Les chirurgiens me craignent
Je suis fragile. Je fais peur surtout aux chirurgiens car s’ils m’égratignent, je pleure le sang au niveau de la plaie et souvent ils sont obligés de m’enlever car ils ne parviennent pas à stopper l’hémorragie. Ils disent qu’ils font une splénectomie [2] d’hémostase ! Moi, cela ne m’amuse pas du tout car je ne me sens pas respectée. Evidemment, je ne veux pas mettre votre vie en danger.
Certains sportifs croient encore – heureusement de moins en moins nombreux – que sans moi, leur rate, ils courront plus vite : comme des « dératés ». On sait bien que c’est faux.
Les responsables sportifs allemands de l’Est n’hésitaient pas à doper les athlètes féminines en les rendant enceintes temporairement, pensant que les hormones de la grossesse leurs permettraient de meilleures performances. De même, l’ablation chirurgicale de la rate a été scandaleusement réalisée pour accroître les performances sportives [3].
Par contre il est bien vrai que, dans les accidents, si vous prenez un choc dans le ventre, je risque de me fissurer et de répandre tout le sang que je contiens en quelques minutes dans votre abdomen. Je mets alors votre vie en danger car vous vous videz de votre sang. Je suis moins solide que le foie, qui a une capsule plus épaisse que la mienne.
Qui suis-je ? J’appartiens à votre système immunitaire
Je suis comme une éponge de sang, donc très fragile. Je vous suis utile à toutes les époques de votre vie. Suivez-moi.
- Avant de naître, je fabrique pour vous qui êtes encore fœtus de très nombreux globules du sang, des rouges, des blancs et même de toutes petites particules que les spécialistes du sang, les hématologues, appellent les plaquettes.
- Dès que vous êtes né(e) et jusqu’à la fin de votre vie, je fais partie de votre système de protection immunitaire. Je vous rappelle que l’immunité de votre organisme est liée au système lymphatique : circulation de la lymphe et tout ce qu’elle contient, nœuds lymphatiques ou ganglions. Moi, votre rate, je fais donc partie des organes lymphatiques dès que vous naissez. En plus, je suis l’organe lymphoïde le plus volumineux de votre corps.
Evidemment, comme tous vos organes je peux tomber malade. Cela fera l’objet d’une prochaine lettre afin que vous compreniez bien en quoi je vous suis utile et comment vous pouvez vous-même éviter de me rendre malade.

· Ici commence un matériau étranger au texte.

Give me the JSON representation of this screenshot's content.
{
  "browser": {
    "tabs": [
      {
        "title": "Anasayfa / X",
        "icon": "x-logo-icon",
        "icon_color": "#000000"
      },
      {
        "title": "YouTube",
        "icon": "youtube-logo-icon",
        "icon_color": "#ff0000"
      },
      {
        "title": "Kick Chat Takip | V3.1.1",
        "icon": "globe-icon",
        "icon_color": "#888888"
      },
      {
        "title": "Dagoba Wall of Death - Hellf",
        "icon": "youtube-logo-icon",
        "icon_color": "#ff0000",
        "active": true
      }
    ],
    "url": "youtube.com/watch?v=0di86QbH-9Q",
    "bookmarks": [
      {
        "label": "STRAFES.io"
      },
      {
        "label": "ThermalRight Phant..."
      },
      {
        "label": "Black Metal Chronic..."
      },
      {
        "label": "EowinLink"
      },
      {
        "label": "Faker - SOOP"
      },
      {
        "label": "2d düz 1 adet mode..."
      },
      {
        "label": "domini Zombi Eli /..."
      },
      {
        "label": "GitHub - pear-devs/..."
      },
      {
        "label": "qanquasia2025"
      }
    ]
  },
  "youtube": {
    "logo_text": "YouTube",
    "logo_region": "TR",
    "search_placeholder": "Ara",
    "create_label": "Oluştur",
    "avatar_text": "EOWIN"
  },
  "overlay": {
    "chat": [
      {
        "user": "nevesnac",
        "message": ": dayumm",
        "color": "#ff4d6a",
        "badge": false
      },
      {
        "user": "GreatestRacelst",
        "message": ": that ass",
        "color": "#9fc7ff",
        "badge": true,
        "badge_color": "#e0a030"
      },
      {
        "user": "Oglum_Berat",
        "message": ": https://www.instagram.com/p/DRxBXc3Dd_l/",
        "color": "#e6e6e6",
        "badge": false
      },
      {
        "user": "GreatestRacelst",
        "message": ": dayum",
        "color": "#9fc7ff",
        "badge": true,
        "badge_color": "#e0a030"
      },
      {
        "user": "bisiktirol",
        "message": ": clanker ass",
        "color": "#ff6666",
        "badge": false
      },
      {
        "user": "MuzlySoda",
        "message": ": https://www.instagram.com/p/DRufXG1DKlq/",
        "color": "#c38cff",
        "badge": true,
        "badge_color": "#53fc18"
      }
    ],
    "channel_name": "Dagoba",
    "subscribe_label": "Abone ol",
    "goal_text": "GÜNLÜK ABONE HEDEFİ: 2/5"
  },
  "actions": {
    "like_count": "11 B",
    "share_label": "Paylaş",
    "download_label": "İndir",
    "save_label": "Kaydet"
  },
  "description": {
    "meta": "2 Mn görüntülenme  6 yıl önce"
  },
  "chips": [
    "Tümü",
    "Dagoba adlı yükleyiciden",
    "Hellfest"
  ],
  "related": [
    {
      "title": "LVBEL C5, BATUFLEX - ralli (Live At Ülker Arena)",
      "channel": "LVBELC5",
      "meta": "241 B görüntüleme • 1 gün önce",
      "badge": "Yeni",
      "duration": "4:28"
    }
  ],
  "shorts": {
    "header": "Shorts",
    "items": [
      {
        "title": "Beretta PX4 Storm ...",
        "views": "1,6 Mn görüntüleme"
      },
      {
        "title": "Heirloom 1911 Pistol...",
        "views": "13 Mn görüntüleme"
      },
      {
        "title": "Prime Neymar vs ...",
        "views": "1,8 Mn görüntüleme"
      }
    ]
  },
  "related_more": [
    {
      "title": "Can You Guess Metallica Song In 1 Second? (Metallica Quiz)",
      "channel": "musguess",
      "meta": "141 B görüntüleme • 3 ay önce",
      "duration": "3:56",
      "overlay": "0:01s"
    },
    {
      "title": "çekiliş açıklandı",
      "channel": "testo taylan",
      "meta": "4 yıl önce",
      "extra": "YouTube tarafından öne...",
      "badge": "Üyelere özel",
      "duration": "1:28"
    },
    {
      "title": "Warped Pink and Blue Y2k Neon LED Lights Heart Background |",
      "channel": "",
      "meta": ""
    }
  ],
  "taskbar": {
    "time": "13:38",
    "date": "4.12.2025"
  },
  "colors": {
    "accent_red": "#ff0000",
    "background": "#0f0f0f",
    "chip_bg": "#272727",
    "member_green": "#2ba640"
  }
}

Où suis-je, et à quoi est-ce que je ressemble ?
Je vis dans votre abdomen de l’autre côté du foie, donc en général à gauche, sous le muscle diaphragme gauche si important pour votre respiration. Dans un très petit nombre de cas (moins de 1 pour 10 000 personnes), je suis située à droite, quand le cœur est à droite au lieu d’être à gauche. Alors la plus grande partie du foie est à gauche au lieu d’être à droite. On dit que le patient a un « situs inversus ».
Je suis donc le plus souvent en contact avec la coupole diaphragmatique gauche, contre les trois dernières côtes gauches, 10e, 11e et 12e, au dessus de l’angle du côlon gauche. J’apparais de couleur rouge ou pourpre foncé, ce qui est logique puisque je suis remplie de sang.
Je suis un organe relativement mou, de la grosseur d’un poing d’adulte.
Quand je vais bien, je pèse en moyenne 200 g et mesure, dans les 3 dimensions de l’espace, 12 cm dans mon plus grand diamètre et 8 cm au milieu, puis 4 cm dans mon plus petit bord. Je peux augmenter de volume et donc me gorger de plus de sang ou au contraire me contracter [4], c’est-à-dire rapetisser pour me vider partiellement de mon sang.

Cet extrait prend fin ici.